In [1]:
%load_ext autoreload
%autoreload 2

In [2]:
import tensorflow as tf
import numpy as np
import os, time, random, math, re, json, string, sys, datetime, textwrap
import matplotlib.pyplot as plt
from tqdm import tqdm
import keras_nlp
from tokenizer import *
import heapq
from collections import Counter

Using TensorFlow backend


In [3]:
# gpu growth
for gpu in tf.config.experimental.list_physical_devices('GPU'):
    tf.config.experimental.set_memory_growth(gpu, True)
    print(f'{gpu} memory growth: {tf.config.experimental.get_memory_growth(gpu)}')

PhysicalDevice(name='/physical_device:GPU:0', device_type='GPU') memory growth: True


In [4]:
SEQ_LENGTH = 100

In [5]:
texts = open("simple.txt", "r").read()


# print(len(vocab), vocab)
tokenizer = keras_nlp.tokenizers.SentencePieceTokenizer(proto=keras_nlp.tokenizers.compute_sentence_piece_proto(tf.data.Dataset.from_tensor_slices([texts]), vocabulary_size=300))

a = tokenizer.tokenize(["Water covers about 71% of the land's surface on Earth because it is polar."])
print(a, tokenizer.detokenize(a))

<tf.RaggedTensor [[32, 66, 167, 12, 109, 110, 175, 197, 4, 7, 4, 10, 4, 17, 8, 54, 6, 141,
  45, 58, 194, 56, 174, 47, 45, 206, 46, 4, 24, 230, 17, 35, 11]]> tf.Tensor([b"Water covers about 71% of the land's surface on Earth because it is polar."], shape=(1,), dtype=string)


In [6]:
# create ds for training
tokenized_texts = tokenizer.tokenize(texts)
ds = tf.data.Dataset.from_tensor_slices(tokenized_texts)
print(ds.cardinality())
ds = ds.batch(SEQ_LENGTH + 1, drop_remainder=True)
ds = ds.map(lambda x: (x[:-1], x[1:]))
ds = ds.shuffle(10000).repeat(1000)
ds = ds.batch(256, drop_remainder=True)
ds = ds.prefetch(tf.data.experimental.AUTOTUNE)

# example

print("c", ds.cardinality())
for x, y in ds.take(1):
    print(x.shape, y.shape)
    print(x[0].shape, y[0].shape)
    print(tokenizer.detokenize(x[0]), tokenizer.detokenize(y[0]))

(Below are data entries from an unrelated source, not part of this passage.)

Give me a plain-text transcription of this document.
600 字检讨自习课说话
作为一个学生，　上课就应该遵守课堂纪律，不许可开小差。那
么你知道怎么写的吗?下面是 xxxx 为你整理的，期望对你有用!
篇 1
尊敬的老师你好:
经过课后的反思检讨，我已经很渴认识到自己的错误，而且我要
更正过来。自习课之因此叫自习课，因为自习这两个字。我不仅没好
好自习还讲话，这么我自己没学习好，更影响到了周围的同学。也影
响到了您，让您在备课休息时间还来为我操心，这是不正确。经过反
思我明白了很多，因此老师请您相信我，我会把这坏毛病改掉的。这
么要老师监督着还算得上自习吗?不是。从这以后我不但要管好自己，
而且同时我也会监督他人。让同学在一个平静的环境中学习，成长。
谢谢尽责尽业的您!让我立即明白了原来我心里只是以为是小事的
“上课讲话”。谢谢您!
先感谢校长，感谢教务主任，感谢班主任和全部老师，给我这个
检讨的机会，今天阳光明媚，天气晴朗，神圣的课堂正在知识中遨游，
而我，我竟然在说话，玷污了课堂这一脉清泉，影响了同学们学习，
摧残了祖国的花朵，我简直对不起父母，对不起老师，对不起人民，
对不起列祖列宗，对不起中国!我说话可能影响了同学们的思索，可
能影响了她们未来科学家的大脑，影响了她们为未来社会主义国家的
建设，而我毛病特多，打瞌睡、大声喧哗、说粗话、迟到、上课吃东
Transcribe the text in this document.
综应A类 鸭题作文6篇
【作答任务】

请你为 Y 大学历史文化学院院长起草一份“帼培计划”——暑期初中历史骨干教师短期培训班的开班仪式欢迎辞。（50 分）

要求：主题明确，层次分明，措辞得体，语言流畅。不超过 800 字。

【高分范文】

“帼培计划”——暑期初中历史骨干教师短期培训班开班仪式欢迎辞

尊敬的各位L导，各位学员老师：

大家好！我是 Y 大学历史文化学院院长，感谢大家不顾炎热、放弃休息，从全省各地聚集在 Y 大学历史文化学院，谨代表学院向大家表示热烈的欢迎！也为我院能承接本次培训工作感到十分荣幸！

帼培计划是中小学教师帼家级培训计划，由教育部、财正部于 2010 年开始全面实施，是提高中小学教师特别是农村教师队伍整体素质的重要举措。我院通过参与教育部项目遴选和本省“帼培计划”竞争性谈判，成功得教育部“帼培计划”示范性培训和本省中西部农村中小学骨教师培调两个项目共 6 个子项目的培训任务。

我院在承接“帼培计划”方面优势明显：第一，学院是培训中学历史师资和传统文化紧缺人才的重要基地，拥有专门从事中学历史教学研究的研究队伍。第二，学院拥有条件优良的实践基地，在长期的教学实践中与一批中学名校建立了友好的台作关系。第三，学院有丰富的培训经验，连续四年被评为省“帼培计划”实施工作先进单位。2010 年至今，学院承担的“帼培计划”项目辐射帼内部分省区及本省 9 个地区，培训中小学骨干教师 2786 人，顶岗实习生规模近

tf.Tensor(1088, shape=(), dtype=int64)
c tf.Tensor(39, shape=(), dtype=int64)
(256, 100) (256, 100)
(100,) (100,)
tf.Tensor(b'ds (consisting of ice and liquid water suspended in air), and precipitation (0.001%).[23][24] Water moves continually through the water cycle of evaporation, transpiration (evapotranspiration), condensation, precipitation, and runoff, usually reaching the sea. Water plays an import', shape=(), dtype=string) tf.Tensor(b'(consisting of ice and liquid water suspended in air), and precipitation (0.001%).[23][24] Water moves continually through the water cycle of evaporation, transpiration (evapotranspiration), condensation, precipitation, and runoff, usually reaching the sea. Water plays an important', shape=(), dtype=string)


In [7]:
# create model
def create_model():
    inp_layer = tf.keras.Input(
        shape=(None,),
        dtype="int32",
        name="token_ids",
    )
    print(inp_layer.shape)
    x = keras_nlp.layers.TokenAndPositionEmbedding(
        vocabulary_size=tokenizer.vocabulary_size(),
        sequence_length=SEQ_LENGTH,
        embedding_dim=64,
    )(inp_layer)

    print(x.shape)


    for _ in range(2):
        x = keras_nlp.layers.TransformerDecoder(
            intermediate_dim=256,
            dropout=0.1,
            num_heads=8,
        )(x)

    # Use "[START]" token to classify
    x = x[:, 0]
    print(x.shape)
    # x = tf.keras.layers.Flatten()(x)
    x = tf.keras.layers.Dense(tokenizer.vocabulary_size())(x)
    model = tf.keras.Model(
        inputs=inp_layer,
        outputs=x,
    )
    return model

model = create_model()
model.summary()

(None, None)
(None, None, 64)
(None, 64)
Model: "model"
_________________________________________________________________
 Layer (type)                Output Shape              Param #   
 token_ids (InputLayer)      [(None, None)]            0         
                                                                 
 token_and_position_embeddin  (None, None, 64)         25600     
 g (TokenAndPositionEmbeddin                                     
 g)                                                              
                                                                 
 transformer_decoder (Transf  (None, None, 64)         49984     
 ormerDecoder)                                                   
                                                                 
 transformer_decoder_1 (Tran  (None, None, 64)         49984     
 sformerDecoder)                                                 
                                                                 
 tf.__operators__.ge

In [8]:
model(tf.zeros((256, SEQ_LENGTH))).shape

TensorShape([256, 300])

In [9]:
for x, y in ds.take(1):
    print(x.shape, y.shape, model(x).shape)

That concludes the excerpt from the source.